Many manufacturers wonder what happens to ingredients that fail identity testing. Are they sent back to the original supplier and withdrawn from the market, or do they make the rounds until they eventually wind up in an unsuspecting consumer's dietary supplement? Due to the difficulty of tracing the migration of raw materials, that's a question that remains unanswered.

"When an ingredient fails our identity testing, I hope it is returned to the supplier and destroyed," Sudberg says. "Unfortunately, we have seen the same lot come back to us for a second round of identity testing, only to fail again." Sudberg adds that contract laboratories can't prevent a scenario in which a manufacturer shops around for a less-experienced or less-capable lab that ultimately accepts the sample. "To be honest, once we reject a sample and all of our due diligence is complete, we rarely have to deal with it in the future," he says.

Conflict Resolution

While manufacturers and contract laboratories usually agree on the need for identity testing, they don't always see eye to eye on the results. Despite all of the hard work that goes into sample preparation and testing, disagreements aren't that uncommon, according to Sudberg. Fortunately, many of these conflicts can be resolved by carefully examining each step in the process.

"When a material does fail our analysis, we always go back and double-check our work and the data it produced and retest where appropriate to confirm our findings," Sudberg says. "Lack of clear communication between manufacturers and their customers can also lead to this outcome."

Sudberg says that these disputes often revolve around the issue of traceability. "Somewhere throughout the chain of custody, someone dropped the ball," he explains. "We always give the benefit of the doubt to all parties and work with all parties to help determine where the chain was broken."

When Alkemists works with crude botanicals, it tries to verify that it received the correct plant species and parts, using multiple accessions of voucher or authentic specimens whenever possible, Sudberg says.

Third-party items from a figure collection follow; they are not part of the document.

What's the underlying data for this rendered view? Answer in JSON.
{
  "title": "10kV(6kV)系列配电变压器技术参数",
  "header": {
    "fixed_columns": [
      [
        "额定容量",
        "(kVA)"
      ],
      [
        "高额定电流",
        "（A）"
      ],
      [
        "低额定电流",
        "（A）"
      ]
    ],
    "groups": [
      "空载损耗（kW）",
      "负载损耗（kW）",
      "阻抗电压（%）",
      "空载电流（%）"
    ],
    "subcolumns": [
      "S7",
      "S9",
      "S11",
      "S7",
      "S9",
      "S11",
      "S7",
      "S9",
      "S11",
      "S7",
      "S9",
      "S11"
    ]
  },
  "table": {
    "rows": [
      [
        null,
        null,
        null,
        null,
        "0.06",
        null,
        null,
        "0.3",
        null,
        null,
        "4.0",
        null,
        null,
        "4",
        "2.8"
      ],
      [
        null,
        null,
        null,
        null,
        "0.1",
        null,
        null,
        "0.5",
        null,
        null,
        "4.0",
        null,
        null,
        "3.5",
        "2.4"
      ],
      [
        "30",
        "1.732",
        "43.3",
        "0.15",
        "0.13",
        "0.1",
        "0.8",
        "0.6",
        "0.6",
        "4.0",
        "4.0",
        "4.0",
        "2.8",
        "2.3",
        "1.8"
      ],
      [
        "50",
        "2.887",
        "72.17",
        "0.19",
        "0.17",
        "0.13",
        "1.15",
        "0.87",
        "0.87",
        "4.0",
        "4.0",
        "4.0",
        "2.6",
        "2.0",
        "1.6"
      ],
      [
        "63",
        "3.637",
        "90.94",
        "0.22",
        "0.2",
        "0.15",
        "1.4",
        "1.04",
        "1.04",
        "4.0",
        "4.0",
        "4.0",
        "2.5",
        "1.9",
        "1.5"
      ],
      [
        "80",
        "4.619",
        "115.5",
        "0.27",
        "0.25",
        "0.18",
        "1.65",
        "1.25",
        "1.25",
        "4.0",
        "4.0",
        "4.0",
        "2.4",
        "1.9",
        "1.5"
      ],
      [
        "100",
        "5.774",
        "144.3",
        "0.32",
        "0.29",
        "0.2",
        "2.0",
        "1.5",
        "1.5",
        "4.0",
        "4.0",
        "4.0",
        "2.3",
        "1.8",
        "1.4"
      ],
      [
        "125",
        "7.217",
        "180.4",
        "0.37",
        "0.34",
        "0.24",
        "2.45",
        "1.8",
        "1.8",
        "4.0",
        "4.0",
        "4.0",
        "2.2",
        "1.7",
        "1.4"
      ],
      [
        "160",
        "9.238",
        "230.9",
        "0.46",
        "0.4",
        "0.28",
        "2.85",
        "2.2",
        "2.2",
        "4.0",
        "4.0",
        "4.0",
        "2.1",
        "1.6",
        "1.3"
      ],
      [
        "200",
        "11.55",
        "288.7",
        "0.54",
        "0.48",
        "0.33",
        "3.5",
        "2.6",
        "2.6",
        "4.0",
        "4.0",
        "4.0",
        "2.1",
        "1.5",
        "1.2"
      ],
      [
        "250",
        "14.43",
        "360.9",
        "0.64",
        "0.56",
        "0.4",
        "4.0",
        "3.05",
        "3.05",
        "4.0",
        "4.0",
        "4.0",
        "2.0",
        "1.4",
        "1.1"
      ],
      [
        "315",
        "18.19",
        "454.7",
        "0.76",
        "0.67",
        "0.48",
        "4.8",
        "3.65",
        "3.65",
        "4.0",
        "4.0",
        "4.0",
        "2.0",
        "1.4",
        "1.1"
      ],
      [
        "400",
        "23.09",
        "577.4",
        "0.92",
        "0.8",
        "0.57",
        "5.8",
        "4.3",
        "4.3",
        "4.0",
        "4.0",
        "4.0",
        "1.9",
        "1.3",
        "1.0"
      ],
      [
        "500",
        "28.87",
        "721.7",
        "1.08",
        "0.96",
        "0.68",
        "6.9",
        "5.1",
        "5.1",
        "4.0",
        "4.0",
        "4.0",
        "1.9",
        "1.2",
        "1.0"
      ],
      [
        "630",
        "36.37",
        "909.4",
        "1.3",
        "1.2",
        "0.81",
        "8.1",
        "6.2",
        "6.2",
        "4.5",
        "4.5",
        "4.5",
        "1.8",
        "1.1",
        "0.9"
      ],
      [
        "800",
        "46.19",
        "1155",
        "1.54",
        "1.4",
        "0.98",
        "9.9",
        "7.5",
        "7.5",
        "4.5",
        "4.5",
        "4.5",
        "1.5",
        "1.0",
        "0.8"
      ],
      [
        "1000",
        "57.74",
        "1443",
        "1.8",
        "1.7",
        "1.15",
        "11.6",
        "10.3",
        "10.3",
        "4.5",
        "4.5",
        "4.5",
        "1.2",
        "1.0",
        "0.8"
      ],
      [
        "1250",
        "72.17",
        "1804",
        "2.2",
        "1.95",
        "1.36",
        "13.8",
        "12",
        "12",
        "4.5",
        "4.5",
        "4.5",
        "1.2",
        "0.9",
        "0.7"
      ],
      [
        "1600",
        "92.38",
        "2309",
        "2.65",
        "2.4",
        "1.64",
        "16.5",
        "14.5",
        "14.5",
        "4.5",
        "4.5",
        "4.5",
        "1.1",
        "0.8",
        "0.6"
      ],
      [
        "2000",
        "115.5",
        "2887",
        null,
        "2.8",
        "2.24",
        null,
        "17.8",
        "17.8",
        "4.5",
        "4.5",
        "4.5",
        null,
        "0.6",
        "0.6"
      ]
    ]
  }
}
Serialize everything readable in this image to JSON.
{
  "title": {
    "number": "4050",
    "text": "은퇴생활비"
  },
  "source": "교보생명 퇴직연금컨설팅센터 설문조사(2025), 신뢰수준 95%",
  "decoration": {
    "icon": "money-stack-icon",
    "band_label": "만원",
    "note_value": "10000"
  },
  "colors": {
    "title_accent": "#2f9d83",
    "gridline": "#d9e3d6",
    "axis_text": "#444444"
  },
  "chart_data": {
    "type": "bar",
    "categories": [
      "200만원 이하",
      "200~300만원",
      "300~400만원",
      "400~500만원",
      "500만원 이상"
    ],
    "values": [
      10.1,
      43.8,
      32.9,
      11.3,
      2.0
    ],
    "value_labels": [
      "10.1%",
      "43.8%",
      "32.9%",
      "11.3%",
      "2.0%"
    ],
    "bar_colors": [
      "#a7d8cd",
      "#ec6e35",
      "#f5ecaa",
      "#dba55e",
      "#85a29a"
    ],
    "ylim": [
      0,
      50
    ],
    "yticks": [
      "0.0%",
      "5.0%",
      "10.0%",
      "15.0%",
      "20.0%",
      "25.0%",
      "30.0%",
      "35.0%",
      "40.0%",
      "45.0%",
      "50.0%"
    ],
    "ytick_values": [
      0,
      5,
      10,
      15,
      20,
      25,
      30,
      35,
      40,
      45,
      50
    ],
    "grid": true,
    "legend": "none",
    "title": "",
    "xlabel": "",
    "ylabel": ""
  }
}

He adds that in the case of extracts, Alkemists asks the original supplier to provide a sample of the crude raw material source of the extract, so that it can perform microscopic and chromatographic retesting.

"This information will frequently tell us whether there was a potential problem with the original manufacturing process or with the way we prepared our reference samples," Sudberg says. "By the time all the investigative work has been completed, we usually find the source of the inconsistency and everyone is relieved."